Saturday, September 25, 2010

Ludwig

Posted as part of Operation 101010
Category: biopics / In category: 5 of 10 / Overall: 79 of 100


For anyone who’s not familiar with it, ‘Ludwig’ is Luchino Visconti’s epic account of the eccentric life and mysterious death of King Ludwig II of Bavaria. It stars, in the title role, that monarch of the two-by-four timber yard school of acting, Helmut Berger. It’s glacially paced. Whole scenes play out as dialogue-heavy tableaux. It runs nearly four hours.

Even by Visconti’s standards, it’s a long haul. In the time it would take to watch ‘Death in Venice’ (two hours five minutes), Ludwig has just got started building the elaborate fairytale castles that would bankrupt his kingdom. By the time the sweeping saga that is ‘The Leopard’ (two hours forty minutes*) would be ending, Ludwig hasn’t even got round to his little homo-erotic interlude in a log cabin with a bunch of strapping young men, some of whom engage in a little knee-slapping morris dancing (I am not making this up). There’s still his removal from the throne, incarceration and unexplained death to come.

Nonetheless ‘Ludwig’ exerts a strange fascination. It’s as if, in Visconti’s obsession with painting the screen with the tiniest of historical details, a form of hypnosis is taking place. “Painting” is an apposite description. Visconti and his cinematographer Armando Nannuzzi treat each frame of celluloid as a Rennaissance artist would a vast canvas. Even at its most static, ‘Ludwig’ is a work of exceptional visual beauty.

It’s a shame, though, that so much of the film is static. As Visconti proved with ‘Death in Venice’, made a year before ‘Ludwig’ in 1971, the movement of a character through a milieu that defines or destroys them (as in von Aschenbach’s melancholy peregrinations through Venice) can say so much more than screeds of expository dialogue. There is a superb, wordless sequence in ‘Ludwig’ following the resignation of a member of the monarch’s cabinet over the grotesque misspending on the ornate, ostentatious and unoccupied castles. The individual in question fires off a report to Ludwig’s cousin, Empress Elisabeth of Austria (Romy Schneider), before he steps down. Elisabeth, perturbed, decides to visit one of the castles for herself.
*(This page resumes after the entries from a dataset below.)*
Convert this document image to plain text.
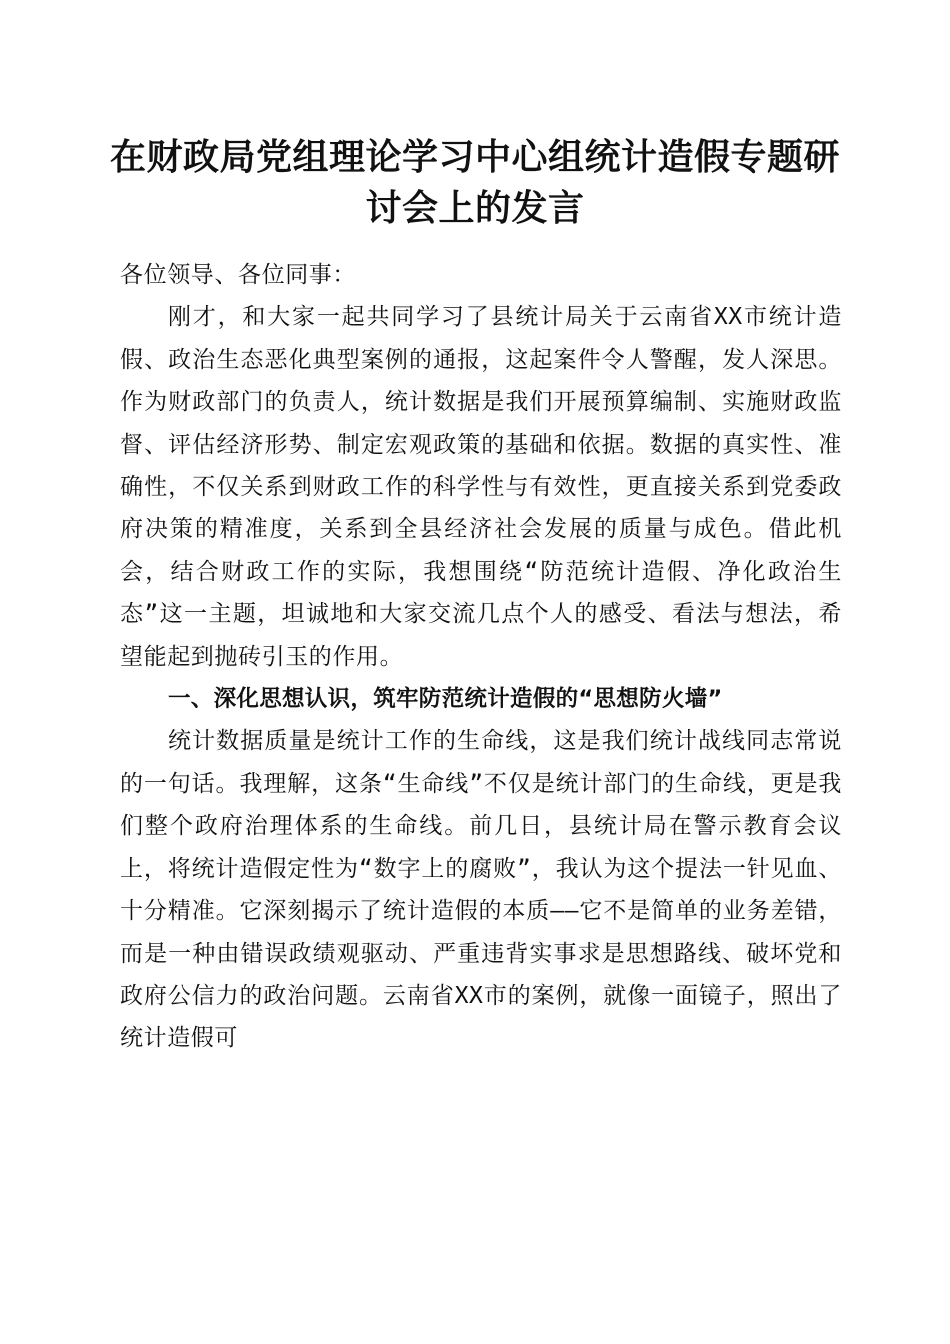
在财政局党组理论学习中心组统计造假专题研
讨会上的发言

各位领导、各位同事：

刚才，和大家一起共同学习了县统计局关于云南省XX市统计造假、政治生态恶化典型案例的通报，这起案件令人警醒，发人深思。作为财政部门的负责人，统计数据是我们开展预算编制、实施财政监督、评估经济形势、制定宏观政策的基础和依据。数据的真实性、准确性，不仅关系到财政工作的科学性与有效性，更直接关系到党委政府决策的精准度，关系到全县经济社会发展的质量与成色。借此机会，结合财政工作的实际，我想围绕“防范统计造假、净化政治生态”这一主题，坦诚地和大家交流几点个人的感受、看法与想法，希望能起到抛砖引玉的作用。

一、深化思想认识，筑牢防范统计造假的“思想防火墙”

统计数据质量是统计工作的生命线，这是我们统计战线同志常说的一句话。我理解，这条“生命线”不仅是统计部门的生命线，更是我们整个政府治理体系的生命线。前几日，县统计局在警示教育会议上，将统计造假定性为“数字上的腐败”，我认为这个提法一针见血、十分精准。它深刻揭示了统计造假的本质——它不是简单的业务差错，而是一种由错误政绩观驱动、严重违背实事求是思想路线、破坏党和政府公信力的政治问题。云南省XX市的案例，就像一面镜子，照出了统计造假可
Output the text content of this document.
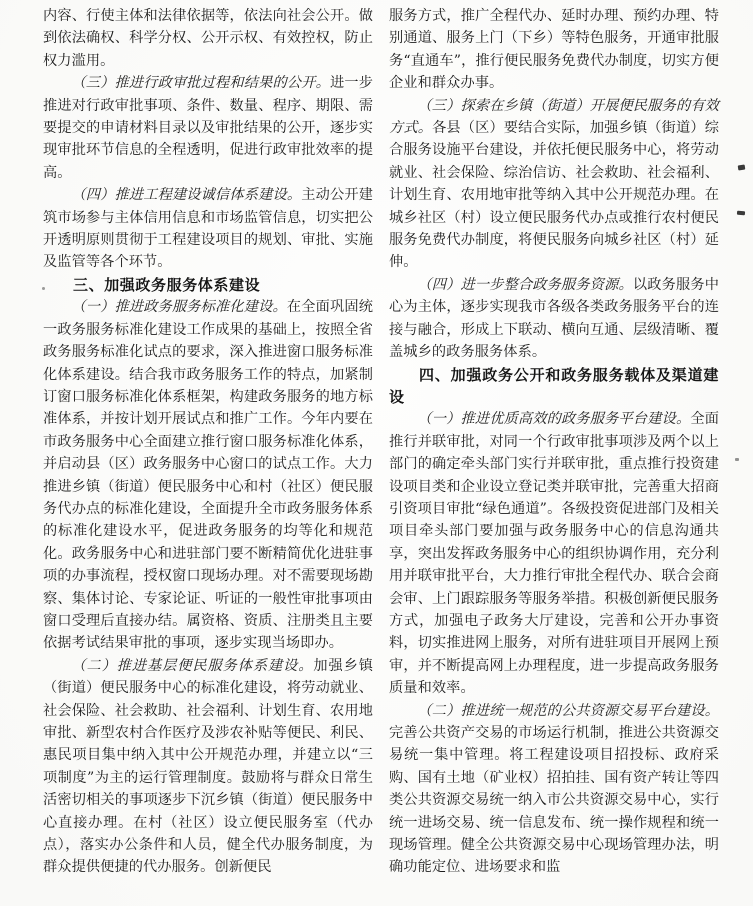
内容、行使主体和法律依据等，依法向社会公开。做到依法确权、科学分权、公开示权、有效控权，防止权力滥用。

（三）推进行政审批过程和结果的公开。进一步推进对行政审批事项、条件、数量、程序、期限、需要提交的申请材料目录以及审批结果的公开，逐步实现审批环节信息的全程透明，促进行政审批效率的提高。

（四）推进工程建设诚信体系建设。主动公开建筑市场参与主体信用信息和市场监管信息，切实把公开透明原则贯彻于工程建设项目的规划、审批、实施及监管等各个环节。

三、加强政务服务体系建设

（一）推进政务服务标准化建设。在全面巩固统一政务服务标准化建设工作成果的基础上，按照全省政务服务标准化试点的要求，深入推进窗口服务标准化体系建设。结合我市政务服务工作的特点，加紧制订窗口服务标准化体系框架，构建政务服务的地方标准体系，并按计划开展试点和推广工作。今年内要在市政务服务中心全面建立推行窗口服务标准化体系，并启动县（区）政务服务中心窗口的试点工作。大力推进乡镇（街道）便民服务中心和村（社区）便民服务代办点的标准化建设，全面提升全市政务服务体系的标准化建设水平，促进政务服务的均等化和规范化。政务服务中心和进驻部门要不断精简优化进驻事项的办事流程，授权窗口现场办理。对不需要现场勘察、集体讨论、专家论证、听证的一般性审批事项由窗口受理后直接办结。属资格、资质、注册类且主要依据考试结果审批的事项，逐步实现当场即办。

（二）推进基层便民服务体系建设。加强乡镇（街道）便民服务中心的标准化建设，将劳动就业、社会保险、社会救助、社会福利、计划生育、农用地审批、新型农村合作医疗及涉农补贴等便民、利民、惠民项目集中纳入其中公开规范办理，并建立以“三项制度”为主的运行管理制度。鼓励将与群众日常生活密切相关的事项逐步下沉乡镇（街道）便民服务中心直接办理。在村（社区）设立便民服务室（代办点），落实办公条件和人员，健全代办服务制度，为群众提供便捷的代办服务。创新便民

服务方式，推广全程代办、延时办理、预约办理、特别通道、服务上门（下乡）等特色服务，开通审批服务“直通车”，推行便民服务免费代办制度，切实方便企业和群众办事。

（三）探索在乡镇（街道）开展便民服务的有效方式。各县（区）要结合实际，加强乡镇（街道）综合服务设施平台建设，并依托便民服务中心，将劳动就业、社会保险、综治信访、社会救助、社会福利、计划生育、农用地审批等纳入其中公开规范办理。在城乡社区（村）设立便民服务代办点或推行农村便民服务免费代办制度，将便民服务向城乡社区（村）延伸。

（四）进一步整合政务服务资源。以政务服务中心为主体，逐步实现我市各级各类政务服务平台的连接与融合，形成上下联动、横向互通、层级清晰、覆盖城乡的政务服务体系。

四、加强政务公开和政务服务载体及渠道建设

（一）推进优质高效的政务服务平台建设。全面推行并联审批，对同一个行政审批事项涉及两个以上部门的确定牵头部门实行并联审批，重点推行投资建设项目类和企业设立登记类并联审批，完善重大招商引资项目审批“绿色通道”。各级投资促进部门及相关项目牵头部门要加强与政务服务中心的信息沟通共享，突出发挥政务服务中心的组织协调作用，充分利用并联审批平台，大力推行审批全程代办、联合会商会审、上门跟踪服务等服务举措。积极创新便民服务方式，加强电子政务大厅建设，完善和公开办事资料，切实推进网上服务，对所有进驻项目开展网上预审，并不断提高网上办理程度，进一步提高政务服务质量和效率。

（二）推进统一规范的公共资源交易平台建设。完善公共资产交易的市场运行机制，推进公共资源交易统一集中管理。将工程建设项目招投标、政府采购、国有土地（矿业权）招拍挂、国有资产转让等四类公共资源交易统一纳入市公共资源交易中心，实行统一进场交易、统一信息发布、统一操作规程和统一现场管理。健全公共资源交易中心现场管理办法，明确功能定位、进场要求和监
A beautiful, somewhat imperious woman, bedecked in finery and attended by a lady-in-waiting, she is dwarfed by the opulence of Ludwig’s chosen style of architecture; rendered almost insignificant by the grand baroque folly of room after cavernous room. Her reaction slowly ebbs from childish delight to a wordless realization of the extent of her cousin’s obsession.



Romy Schneider offers arguably the most memorable performance in the film, even though she was initially reluctant to participate. She had already played Elisabeth between 1955 and 1957 in Ernst Marischka’s trilogy ‘Sissi’, ‘Sissi: The Young Empress’ and ‘Sissi: The Fateful Years of an Empress’ – if you’ve never seen them, or the single-film English-dubbed edit ‘Forever My Love’, then imagine a chocolate box morphing into several reels of film and you’re halfway there – and struggled to prove herself a serious actress as a result. Fortunately, Visconti persuaded her and the result is a flintier and more penetrating interpretation of Elisabeth, the luminous Schneider reclaiming in fine style the role that almost typecast her.
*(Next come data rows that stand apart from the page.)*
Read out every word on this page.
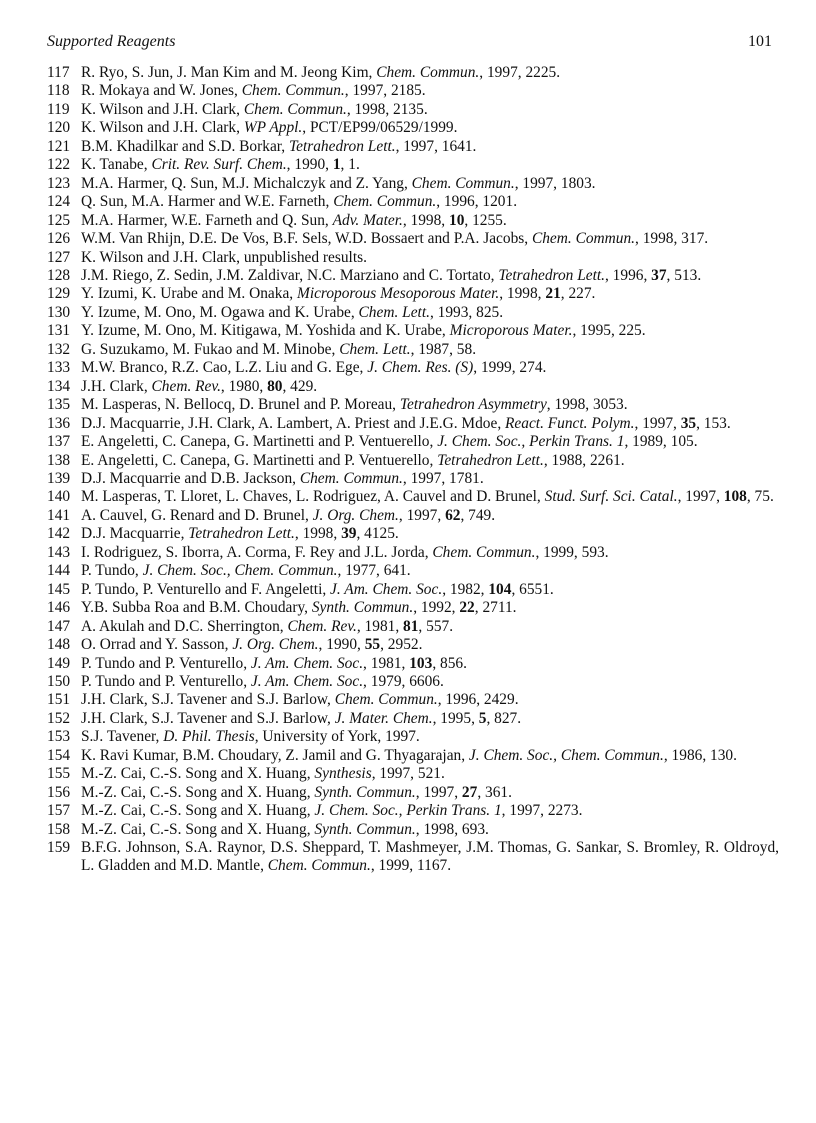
Supported Reagents	101
117 R. Ryo, S. Jun, J. Man Kim and M. Jeong Kim, Chem. Commun., 1997, 2225.
118 R. Mokaya and W. Jones, Chem. Commun., 1997, 2185.
119 K. Wilson and J.H. Clark, Chem. Commun., 1998, 2135.
120 K. Wilson and J.H. Clark, WP Appl., PCT/EP99/06529/1999.
121 B.M. Khadilkar and S.D. Borkar, Tetrahedron Lett., 1997, 1641.
122 K. Tanabe, Crit. Rev. Surf. Chem., 1990, 1, 1.
123 M.A. Harmer, Q. Sun, M.J. Michalczyk and Z. Yang, Chem. Commun., 1997, 1803.
124 Q. Sun, M.A. Harmer and W.E. Farneth, Chem. Commun., 1996, 1201.
125 M.A. Harmer, W.E. Farneth and Q. Sun, Adv. Mater., 1998, 10, 1255.
126 W.M. Van Rhijn, D.E. De Vos, B.F. Sels, W.D. Bossaert and P.A. Jacobs, Chem. Commun., 1998, 317.
127 K. Wilson and J.H. Clark, unpublished results.
128 J.M. Riego, Z. Sedin, J.M. Zaldivar, N.C. Marziano and C. Tortato, Tetrahedron Lett., 1996, 37, 513.
129 Y. Izumi, K. Urabe and M. Onaka, Microporous Mesoporous Mater., 1998, 21, 227.
130 Y. Izume, M. Ono, M. Ogawa and K. Urabe, Chem. Lett., 1993, 825.
131 Y. Izume, M. Ono, M. Kitigawa, M. Yoshida and K. Urabe, Microporous Mater., 1995, 225.
132 G. Suzukamo, M. Fukao and M. Minobe, Chem. Lett., 1987, 58.
133 M.W. Branco, R.Z. Cao, L.Z. Liu and G. Ege, J. Chem. Res. (S), 1999, 274.
134 J.H. Clark, Chem. Rev., 1980, 80, 429.
135 M. Lasperas, N. Bellocq, D. Brunel and P. Moreau, Tetrahedron Asymmetry, 1998, 3053.
136 D.J. Macquarrie, J.H. Clark, A. Lambert, A. Priest and J.E.G. Mdoe, React. Funct. Polym., 1997, 35, 153.
137 E. Angeletti, C. Canepa, G. Martinetti and P. Ventuerello, J. Chem. Soc., Perkin Trans. 1, 1989, 105.
138 E. Angeletti, C. Canepa, G. Martinetti and P. Ventuerello, Tetrahedron Lett., 1988, 2261.
139 D.J. Macquarrie and D.B. Jackson, Chem. Commun., 1997, 1781.
140 M. Lasperas, T. Lloret, L. Chaves, L. Rodriguez, A. Cauvel and D. Brunel, Stud. Surf. Sci. Catal., 1997, 108, 75.
141 A. Cauvel, G. Renard and D. Brunel, J. Org. Chem., 1997, 62, 749.
142 D.J. Macquarrie, Tetrahedron Lett., 1998, 39, 4125.
143 I. Rodriguez, S. Iborra, A. Corma, F. Rey and J.L. Jorda, Chem. Commun., 1999, 593.
144 P. Tundo, J. Chem. Soc., Chem. Commun., 1977, 641.
145 P. Tundo, P. Venturello and F. Angeletti, J. Am. Chem. Soc., 1982, 104, 6551.
146 Y.B. Subba Roa and B.M. Choudary, Synth. Commun., 1992, 22, 2711.
147 A. Akulah and D.C. Sherrington, Chem. Rev., 1981, 81, 557.
148 O. Orrad and Y. Sasson, J. Org. Chem., 1990, 55, 2952.
149 P. Tundo and P. Venturello, J. Am. Chem. Soc., 1981, 103, 856.
150 P. Tundo and P. Venturello, J. Am. Chem. Soc., 1979, 6606.
151 J.H. Clark, S.J. Tavener and S.J. Barlow, Chem. Commun., 1996, 2429.
152 J.H. Clark, S.J. Tavener and S.J. Barlow, J. Mater. Chem., 1995, 5, 827.
153 S.J. Tavener, D. Phil. Thesis, University of York, 1997.
154 K. Ravi Kumar, B.M. Choudary, Z. Jamil and G. Thyagarajan, J. Chem. Soc., Chem. Commun., 1986, 130.
155 M.-Z. Cai, C.-S. Song and X. Huang, Synthesis, 1997, 521.
156 M.-Z. Cai, C.-S. Song and X. Huang, Synth. Commun., 1997, 27, 361.
157 M.-Z. Cai, C.-S. Song and X. Huang, J. Chem. Soc., Perkin Trans. 1, 1997, 2273.
158 M.-Z. Cai, C.-S. Song and X. Huang, Synth. Commun., 1998, 693.
159 B.F.G. Johnson, S.A. Raynor, D.S. Sheppard, T. Mashmeyer, J.M. Thomas, G. Sankar, S. Bromley, R. Oldroyd, L. Gladden and M.D. Mantle, Chem. Commun., 1999, 1167.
Hers is not the only commendable performance. Gert Frobe (of ‘Goldfinger’ fame) does fine work as Father Hoffmann, the priest who tries to inspire Ludwig to lead his people rather than succumb to his own personal predilections. Trevor Howard is excellent as Wagner, likewise Silvana Mangano as Cosima von Bulow (later to be Mrs Wagner). Visconti includes – with no narrative reason but reveling in the sheer loveliness of the moment – Wagner’s Christmas gift of the newly composed ‘Siegfried-Idyll’ to Cosima, musicians lining the stairs and hallway of their house to serenade her as she emerges from her boudoir.
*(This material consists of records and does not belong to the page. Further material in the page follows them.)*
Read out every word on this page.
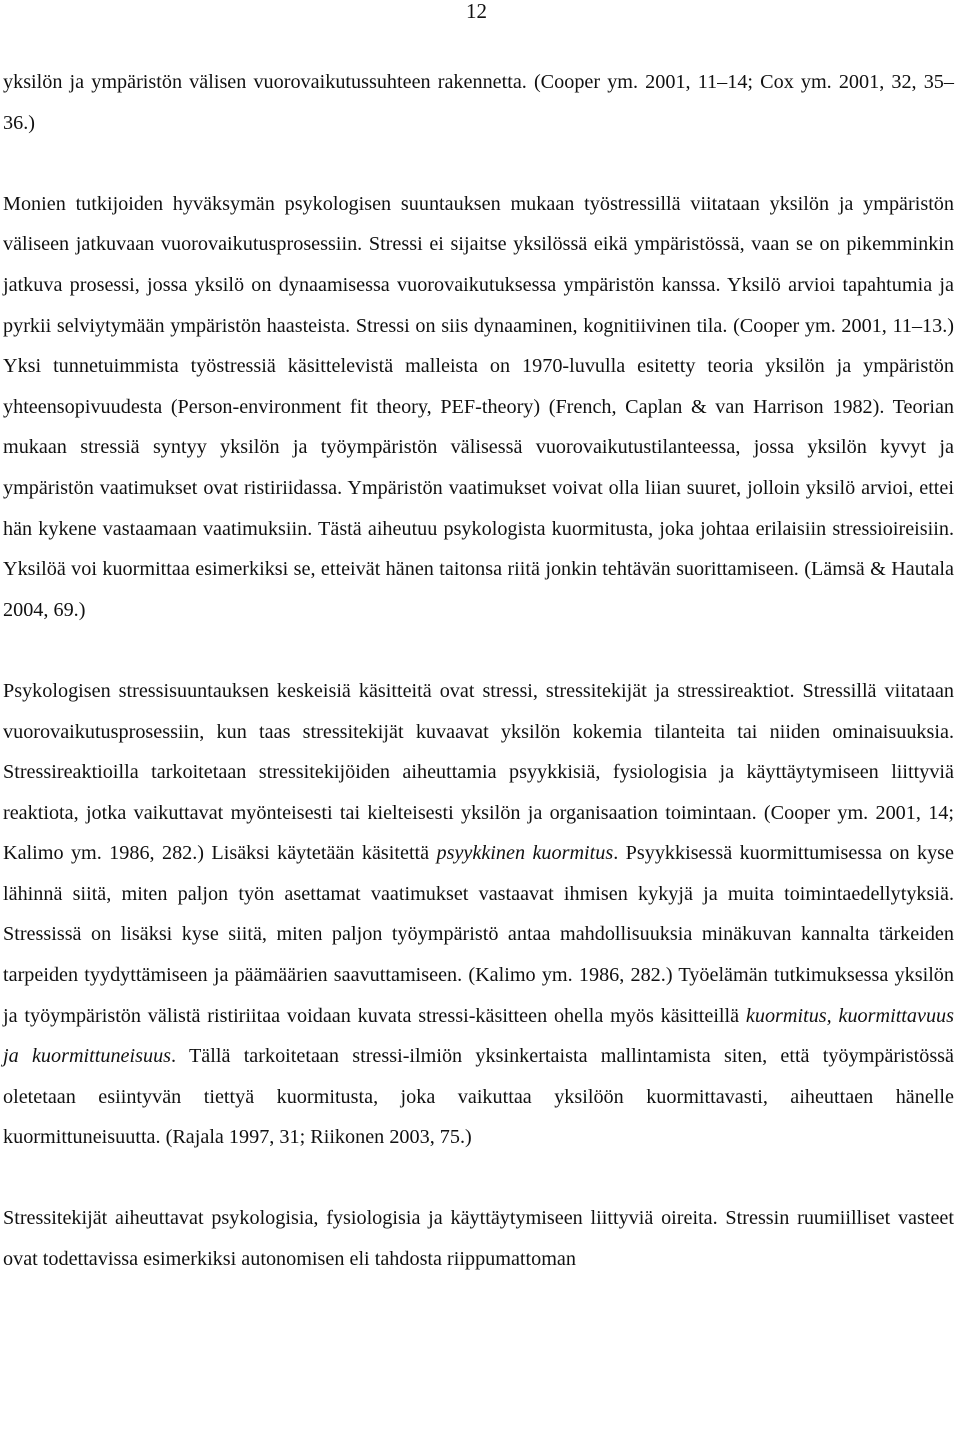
12

yksilön ja ympäristön välisen vuorovaikutussuhteen rakennetta. (Cooper ym. 2001, 11–14; Cox ym. 2001, 32, 35–36.)

Monien tutkijoiden hyväksymän psykologisen suuntauksen mukaan työstressillä viitataan yksilön ja ympäristön väliseen jatkuvaan vuorovaikutusprosessiin. Stressi ei sijaitse yksilössä eikä ympäristössä, vaan se on pikemminkin jatkuva prosessi, jossa yksilö on dynaamisessa vuorovaikutuksessa ympäristön kanssa. Yksilö arvioi tapahtumia ja pyrkii selviytymään ympäristön haasteista. Stressi on siis dynaaminen, kognitiivinen tila. (Cooper ym. 2001, 11–13.) Yksi tunnetuimmista työstressiä käsittelevistä malleista on 1970-luvulla esitetty teoria yksilön ja ympäristön yhteensopivuudesta (Person-environment fit theory, PEF-theory) (French, Caplan & van Harrison 1982). Teorian mukaan stressiä syntyy yksilön ja työympäristön välisessä vuorovaikutustilanteessa, jossa yksilön kyvyt ja ympäristön vaatimukset ovat ristiriidassa. Ympäristön vaatimukset voivat olla liian suuret, jolloin yksilö arvioi, ettei hän kykene vastaamaan vaatimuksiin. Tästä aiheutuu psykologista kuormitusta, joka johtaa erilaisiin stressioireisiin. Yksilöä voi kuormittaa esimerkiksi se, etteivät hänen taitonsa riitä jonkin tehtävän suorittamiseen. (Lämsä & Hautala 2004, 69.)

Psykologisen stressisuuntauksen keskeisiä käsitteitä ovat stressi, stressitekijät ja stressireaktiot. Stressillä viitataan vuorovaikutusprosessiin, kun taas stressitekijät kuvaavat yksilön kokemia tilanteita tai niiden ominaisuuksia. Stressireaktioilla tarkoitetaan stressitekijöiden aiheuttamia psyykkisiä, fysiologisia ja käyttäytymiseen liittyviä reaktiota, jotka vaikuttavat myönteisesti tai kielteisesti yksilön ja organisaation toimintaan. (Cooper ym. 2001, 14; Kalimo ym. 1986, 282.) Lisäksi käytetään käsitettä psyykkinen kuormitus. Psyykkisessä kuormittumisessa on kyse lähinnä siitä, miten paljon työn asettamat vaatimukset vastaavat ihmisen kykyjä ja muita toimintaedellytyksiä. Stressissä on lisäksi kyse siitä, miten paljon työympäristö antaa mahdollisuuksia minäkuvan kannalta tärkeiden tarpeiden tyydyttämiseen ja päämäärien saavuttamiseen. (Kalimo ym. 1986, 282.) Työelämän tutkimuksessa yksilön ja työympäristön välistä ristiriitaa voidaan kuvata stressi-käsitteen ohella myös käsitteillä kuormitus, kuormittavuus ja kuormittuneisuus. Tällä tarkoitetaan stressi-ilmiön yksinkertaista mallintamista siten, että työympäristössä oletetaan esiintyvän tiettyä kuormitusta, joka vaikuttaa yksilöön kuormittavasti, aiheuttaen hänelle kuormittuneisuutta. (Rajala 1997, 31; Riikonen 2003, 75.)

Stressitekijät aiheuttavat psykologisia, fysiologisia ja käyttäytymiseen liittyviä oireita. Stressin ruumiilliset vasteet ovat todettavissa esimerkiksi autonomisen eli tahdosta riippumattoman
Berger’s performance might have proved the film’s Achille’s heel, but while his line readings are sometimes the stuff of amateur dramatics, he embodies Ludwig’s emotional anguish, sexual ambiguity and mental fragility to surprisingly impressive effect.

Overall, ‘Ludwig’ contains much of what usually leaves me cold about biopics, including its superannuated running time. In the hands of a journeyman director and without the stellar supporting performances, ‘Ludwig’ would be a drag. As it is, it demands enough from the viewer that you can’t just watch it casually. Visconti is one of those deeply committed, profoundly intelligent directors for whom the medium is an art form; his work sorts out the cineastes from the film fans.


*I’m basing this on the UK release most commonly shown on British TV. To the best of my knowledge, there are at least half a dozen versions of ‘The Leopard’ of vastly different running times. Visconti’s original cut clocked in at three hours and twenty five minutes – which is still shorter than ‘Ludwig’.